Derrière les rochers, la mer se fit moins grosse. La houle restait ample, mais le vent et les vagues courtes s’étaient considérablement calmés. Tandis que le bateau oscillait au gré des flots, Abby contempla un instant les énormes remous qui grondaient au pied des rochers. Les déferlantes atteignaient parfois les six mètres de haut pour se cabrer contre la pierre et exploser au ralenti, vaporisant dans les airs de formidables jets d’écume.

— Bon, reprit Jackie qui venait d’amener le bateau en lieu sûr, c’est quoi ton plan ?

— Eh bien…, commença son amie, hésitante. On fait semblant de se rendre. Il nous fait monter à bord. Là, on saute sur la première occasion.

— Tu appelles ça un plan ?

— Qu’est-ce qu’on peut faire d’autre ?

— Il va nous tuer, boum boum. Et c’est tout.
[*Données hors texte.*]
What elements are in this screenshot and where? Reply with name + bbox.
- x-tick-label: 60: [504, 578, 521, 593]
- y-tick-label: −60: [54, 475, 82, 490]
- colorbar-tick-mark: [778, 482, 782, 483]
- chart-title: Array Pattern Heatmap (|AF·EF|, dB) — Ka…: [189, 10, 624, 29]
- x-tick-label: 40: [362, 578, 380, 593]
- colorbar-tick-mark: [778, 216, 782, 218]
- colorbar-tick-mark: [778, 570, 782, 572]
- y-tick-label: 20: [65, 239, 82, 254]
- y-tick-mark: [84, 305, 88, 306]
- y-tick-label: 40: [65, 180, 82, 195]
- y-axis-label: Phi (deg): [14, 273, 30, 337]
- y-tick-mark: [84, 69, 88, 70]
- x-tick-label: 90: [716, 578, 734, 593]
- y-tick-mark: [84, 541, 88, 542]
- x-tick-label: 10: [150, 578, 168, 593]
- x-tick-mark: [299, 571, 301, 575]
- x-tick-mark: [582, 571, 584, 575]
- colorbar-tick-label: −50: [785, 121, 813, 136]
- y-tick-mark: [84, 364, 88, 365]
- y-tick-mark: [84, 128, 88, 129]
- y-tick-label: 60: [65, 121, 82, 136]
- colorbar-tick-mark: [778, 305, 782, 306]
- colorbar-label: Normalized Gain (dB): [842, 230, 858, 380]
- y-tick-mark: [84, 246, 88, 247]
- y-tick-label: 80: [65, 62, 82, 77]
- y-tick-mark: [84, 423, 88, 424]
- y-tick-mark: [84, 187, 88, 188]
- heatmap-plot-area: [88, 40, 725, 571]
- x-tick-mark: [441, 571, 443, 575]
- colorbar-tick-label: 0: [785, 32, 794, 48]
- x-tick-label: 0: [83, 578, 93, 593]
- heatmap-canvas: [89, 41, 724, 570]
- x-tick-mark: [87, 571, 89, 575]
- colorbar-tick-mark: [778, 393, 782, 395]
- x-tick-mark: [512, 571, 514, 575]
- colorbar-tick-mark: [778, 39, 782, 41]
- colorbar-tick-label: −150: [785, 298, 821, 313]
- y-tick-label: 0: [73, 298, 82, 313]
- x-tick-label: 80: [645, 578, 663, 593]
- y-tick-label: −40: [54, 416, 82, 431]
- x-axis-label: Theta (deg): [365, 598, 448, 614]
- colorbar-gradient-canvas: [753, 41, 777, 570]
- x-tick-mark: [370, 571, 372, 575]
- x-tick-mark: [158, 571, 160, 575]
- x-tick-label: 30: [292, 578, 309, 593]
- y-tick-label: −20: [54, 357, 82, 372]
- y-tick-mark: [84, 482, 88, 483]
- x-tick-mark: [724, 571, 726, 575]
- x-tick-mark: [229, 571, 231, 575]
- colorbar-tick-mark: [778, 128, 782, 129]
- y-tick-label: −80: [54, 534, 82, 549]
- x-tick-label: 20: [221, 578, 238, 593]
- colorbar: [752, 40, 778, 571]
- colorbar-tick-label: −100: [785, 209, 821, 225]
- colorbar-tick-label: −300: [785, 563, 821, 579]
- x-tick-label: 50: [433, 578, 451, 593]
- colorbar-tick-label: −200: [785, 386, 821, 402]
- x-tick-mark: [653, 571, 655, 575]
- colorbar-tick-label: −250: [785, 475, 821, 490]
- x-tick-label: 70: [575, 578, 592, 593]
Il ne nous laissera pas le temps de « sauter sur la première occasion ». Et ne te fais pas d’illusions, il ne nous rendra pas ton père. Je veux vraiment le sauver, autant que toi. Mais pas au prix de ma propre vie. Tu comprends ?

— Je réfléchis, répliqua-t-elle, le souffle court.

La pilote manœuvra lentement le long de la côte abritée des vents. Le bateau décrivit un grand cercle.

— Respire, reprends-toi. Il va arriver d’une minute à l’autre. Concentre-toi. Tu es intelligente. Tu peux le faire.

Abby se tourna vers le radar dans l’espoir de détecter le bateau. L’écran était couvert de signaux parasites. Elle ajusta le gain pour se débarrasser du bruit de fond de la pluie et de la mer. Petit à petit, en réglant les différents paramètres, elle commença à distinguer les énormes récifs à tribord, de grosses taches vertes à l’écran. Une autre tache, plus petite, se rapprochait d’elles en clignotant.

— Les voilà, annonça-t-elle. Je les vois. Amène le bateau en marche arrière dans ce passage entre les deux rochers.

— Tu es cinglée ? C’est bien trop étroit ! Et il y a des vagues des deux côtés.

— Laisse-moi prendre la barre, dans ce cas-là.

— Non. C’est moi qui m’en occupe.

— On va se mettre là pour qu’ils ne puissent pas nous voir sur leur radar.

Livide, Jackie la dévisagea.

— Et ensuite ?

— On va avoir besoin d’armes.

Abby ouvrit la porte de la cabine et dévala les marches grinçantes, fermement agrippée aux rampes latérales. Un abominable sentiment de déjà-vu s’empara d’elle ; elle sortit une pince coupante de la boîte à outils, du genre de celles que l’on trouve à bord d’un bateau pour sectionner les ainets, colliers de serrage et autres boulons coincés. Elle saisit également un couteau à poisson et un long tournevis Phillips. Revenue sur le pont, elle balança le tout sur le tableau de bord.

Elle attrapa Jackie par les épaules et colla son visage au sien.

— T’en veux un, de plan ? Voilà : on charge, on passe à l’abordage, on le tue, on libère mon père.

— Si on fait ça, ce sont les deux bateaux qui coulent.

— Pas si on les percute de plein flanc, à l’arrière de la passerelle. L’étrave glissera jusqu’au plat-bord : je saute à bord et tu fais marche arrière toute avant que l’armature ne cède. Le Marea II est solide comme du béton armé.

— Charger, passer à l’abordage et le tuer ? Il est armé ! Et nous, on a quoi ? Un couteau à poisson ?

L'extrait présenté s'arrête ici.